What I remember Umberto Eco for best – and, my goodness, I enjoyed The Name of the Rose – is a long-forgotten piece he wrote on the Bond novels. On reading said piece, I was amazed to see that, apart from The Spy Who Loved Me, all the others conformed to a strict structural pattern. I’d wager that Eco picked up his method from Propp’s Morphology of the Folk Tale but, at the time, I was delighted to gain insight into an alternative way of analysing fiction.
He is still, of course, a prolific author and reader – he used to claim that he had solved the problem of trying to read in the shower so that he didn’t waste any time not reading!
Well, his latest musings are on the art of handwriting.
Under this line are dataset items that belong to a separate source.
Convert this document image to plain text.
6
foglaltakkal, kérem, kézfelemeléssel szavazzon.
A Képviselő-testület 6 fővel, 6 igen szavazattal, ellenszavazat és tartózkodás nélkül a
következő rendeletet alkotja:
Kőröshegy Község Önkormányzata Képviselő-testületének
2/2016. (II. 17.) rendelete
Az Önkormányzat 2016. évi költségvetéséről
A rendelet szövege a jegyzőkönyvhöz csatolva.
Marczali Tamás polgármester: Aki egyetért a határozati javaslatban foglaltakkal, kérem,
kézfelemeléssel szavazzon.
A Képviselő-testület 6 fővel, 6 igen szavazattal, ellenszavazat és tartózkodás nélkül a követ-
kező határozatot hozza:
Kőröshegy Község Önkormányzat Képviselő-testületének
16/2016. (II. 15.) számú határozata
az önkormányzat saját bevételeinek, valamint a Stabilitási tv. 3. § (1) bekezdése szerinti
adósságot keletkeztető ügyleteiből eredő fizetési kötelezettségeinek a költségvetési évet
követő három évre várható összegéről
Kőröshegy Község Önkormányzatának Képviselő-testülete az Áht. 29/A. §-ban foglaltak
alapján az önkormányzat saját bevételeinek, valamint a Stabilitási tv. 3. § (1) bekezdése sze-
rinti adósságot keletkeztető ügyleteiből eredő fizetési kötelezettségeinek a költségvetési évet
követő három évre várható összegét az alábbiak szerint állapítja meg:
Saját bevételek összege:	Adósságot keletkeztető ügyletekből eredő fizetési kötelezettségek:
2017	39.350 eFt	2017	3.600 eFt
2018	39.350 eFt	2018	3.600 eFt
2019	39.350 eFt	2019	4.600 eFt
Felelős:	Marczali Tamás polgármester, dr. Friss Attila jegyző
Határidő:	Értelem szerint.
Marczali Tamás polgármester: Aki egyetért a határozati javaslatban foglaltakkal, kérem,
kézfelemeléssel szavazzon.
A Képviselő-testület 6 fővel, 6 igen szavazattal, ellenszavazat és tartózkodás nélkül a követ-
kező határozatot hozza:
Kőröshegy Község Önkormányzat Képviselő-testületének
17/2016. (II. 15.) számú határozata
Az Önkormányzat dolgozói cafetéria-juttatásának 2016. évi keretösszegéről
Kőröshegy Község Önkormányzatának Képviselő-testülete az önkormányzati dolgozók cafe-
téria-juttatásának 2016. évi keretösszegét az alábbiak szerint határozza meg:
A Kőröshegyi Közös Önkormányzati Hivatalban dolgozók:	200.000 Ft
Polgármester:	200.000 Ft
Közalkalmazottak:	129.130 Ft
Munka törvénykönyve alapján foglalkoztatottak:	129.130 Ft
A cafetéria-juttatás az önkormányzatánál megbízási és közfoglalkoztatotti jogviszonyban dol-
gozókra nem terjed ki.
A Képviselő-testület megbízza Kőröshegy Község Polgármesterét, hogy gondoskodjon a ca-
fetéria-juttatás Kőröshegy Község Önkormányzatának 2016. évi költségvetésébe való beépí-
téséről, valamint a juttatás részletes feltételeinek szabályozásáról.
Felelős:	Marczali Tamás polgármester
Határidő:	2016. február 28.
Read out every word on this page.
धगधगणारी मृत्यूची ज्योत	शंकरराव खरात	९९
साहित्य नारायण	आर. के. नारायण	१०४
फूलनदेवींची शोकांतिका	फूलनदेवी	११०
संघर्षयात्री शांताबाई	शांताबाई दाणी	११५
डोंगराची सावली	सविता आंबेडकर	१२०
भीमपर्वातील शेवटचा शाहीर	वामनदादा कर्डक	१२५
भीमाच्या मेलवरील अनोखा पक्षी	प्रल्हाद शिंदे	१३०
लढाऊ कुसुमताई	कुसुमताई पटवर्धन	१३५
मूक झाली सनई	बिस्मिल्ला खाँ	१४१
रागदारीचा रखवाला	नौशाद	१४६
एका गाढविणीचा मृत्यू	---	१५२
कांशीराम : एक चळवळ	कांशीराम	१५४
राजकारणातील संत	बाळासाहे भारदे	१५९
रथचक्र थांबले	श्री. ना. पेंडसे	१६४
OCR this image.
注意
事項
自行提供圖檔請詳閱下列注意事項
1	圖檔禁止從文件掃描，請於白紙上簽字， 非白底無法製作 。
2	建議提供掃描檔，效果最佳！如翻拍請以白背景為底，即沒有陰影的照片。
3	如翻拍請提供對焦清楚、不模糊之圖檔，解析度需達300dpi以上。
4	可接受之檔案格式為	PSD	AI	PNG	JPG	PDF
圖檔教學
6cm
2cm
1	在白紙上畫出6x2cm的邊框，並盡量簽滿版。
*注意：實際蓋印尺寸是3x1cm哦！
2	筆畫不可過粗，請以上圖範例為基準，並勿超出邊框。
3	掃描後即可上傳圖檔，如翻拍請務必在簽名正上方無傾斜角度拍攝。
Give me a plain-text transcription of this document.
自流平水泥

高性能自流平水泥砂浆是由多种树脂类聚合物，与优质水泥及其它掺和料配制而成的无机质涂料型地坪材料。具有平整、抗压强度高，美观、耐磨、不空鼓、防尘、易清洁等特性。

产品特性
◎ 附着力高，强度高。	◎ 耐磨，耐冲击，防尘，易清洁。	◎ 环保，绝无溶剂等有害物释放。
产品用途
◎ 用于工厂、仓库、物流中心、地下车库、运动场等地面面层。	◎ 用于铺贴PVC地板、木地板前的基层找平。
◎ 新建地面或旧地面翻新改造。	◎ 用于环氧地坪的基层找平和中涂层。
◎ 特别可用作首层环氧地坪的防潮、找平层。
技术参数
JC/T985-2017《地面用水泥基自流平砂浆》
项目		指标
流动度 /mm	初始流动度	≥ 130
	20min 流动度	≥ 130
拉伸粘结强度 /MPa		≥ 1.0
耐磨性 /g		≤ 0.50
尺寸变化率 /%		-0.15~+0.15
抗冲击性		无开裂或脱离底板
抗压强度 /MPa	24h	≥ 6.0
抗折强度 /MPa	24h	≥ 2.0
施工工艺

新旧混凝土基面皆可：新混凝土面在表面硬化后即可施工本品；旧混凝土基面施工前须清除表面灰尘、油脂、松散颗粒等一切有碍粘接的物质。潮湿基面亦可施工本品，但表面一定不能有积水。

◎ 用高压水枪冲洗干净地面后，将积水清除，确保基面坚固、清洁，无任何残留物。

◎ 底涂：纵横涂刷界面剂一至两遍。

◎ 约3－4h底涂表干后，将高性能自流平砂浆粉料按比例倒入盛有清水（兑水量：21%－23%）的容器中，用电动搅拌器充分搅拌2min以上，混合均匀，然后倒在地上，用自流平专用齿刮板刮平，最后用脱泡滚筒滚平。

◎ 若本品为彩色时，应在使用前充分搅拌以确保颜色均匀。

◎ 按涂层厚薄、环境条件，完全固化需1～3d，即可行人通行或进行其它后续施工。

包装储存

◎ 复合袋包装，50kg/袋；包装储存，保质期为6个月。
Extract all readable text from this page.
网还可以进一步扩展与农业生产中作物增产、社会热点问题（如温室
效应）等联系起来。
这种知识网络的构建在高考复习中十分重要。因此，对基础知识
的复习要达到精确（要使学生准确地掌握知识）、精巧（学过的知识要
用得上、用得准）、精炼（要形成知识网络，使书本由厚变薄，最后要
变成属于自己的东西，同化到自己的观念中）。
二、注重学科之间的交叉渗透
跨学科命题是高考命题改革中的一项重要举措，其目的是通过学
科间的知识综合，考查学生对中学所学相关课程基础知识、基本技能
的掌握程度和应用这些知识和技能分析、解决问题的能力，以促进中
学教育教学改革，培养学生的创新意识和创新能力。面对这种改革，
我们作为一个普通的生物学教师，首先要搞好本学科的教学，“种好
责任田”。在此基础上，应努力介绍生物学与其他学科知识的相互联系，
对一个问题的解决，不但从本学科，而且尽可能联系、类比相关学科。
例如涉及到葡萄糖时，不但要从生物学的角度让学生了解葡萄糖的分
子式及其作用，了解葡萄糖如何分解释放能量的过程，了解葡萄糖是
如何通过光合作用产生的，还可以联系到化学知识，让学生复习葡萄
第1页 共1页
There is, as you would expect, the classical allusion, an affectionate remembrance of his parents’ handwriting, along with some schoolboy reminiscing – what makes his writing so good is that he always draws the reader into a more intimate relationship with the subject.
In yesterday’s Guardian (originally it was in The New York Times) Eco recommends a return to handwriting, not as opposed to using the computer or the mobile phone, but as an addition: to encourage children to slow down and think before they commit to paper, to improve hand to eye coordination, and for aesthetic pleasure, one of Eco’s greatest loves.
Having only on Saturday bought my youngest daughter her first decent fountain pen – Fie on the ballpoint! – which they are NOT allowed to use at her school, I think I know what he means.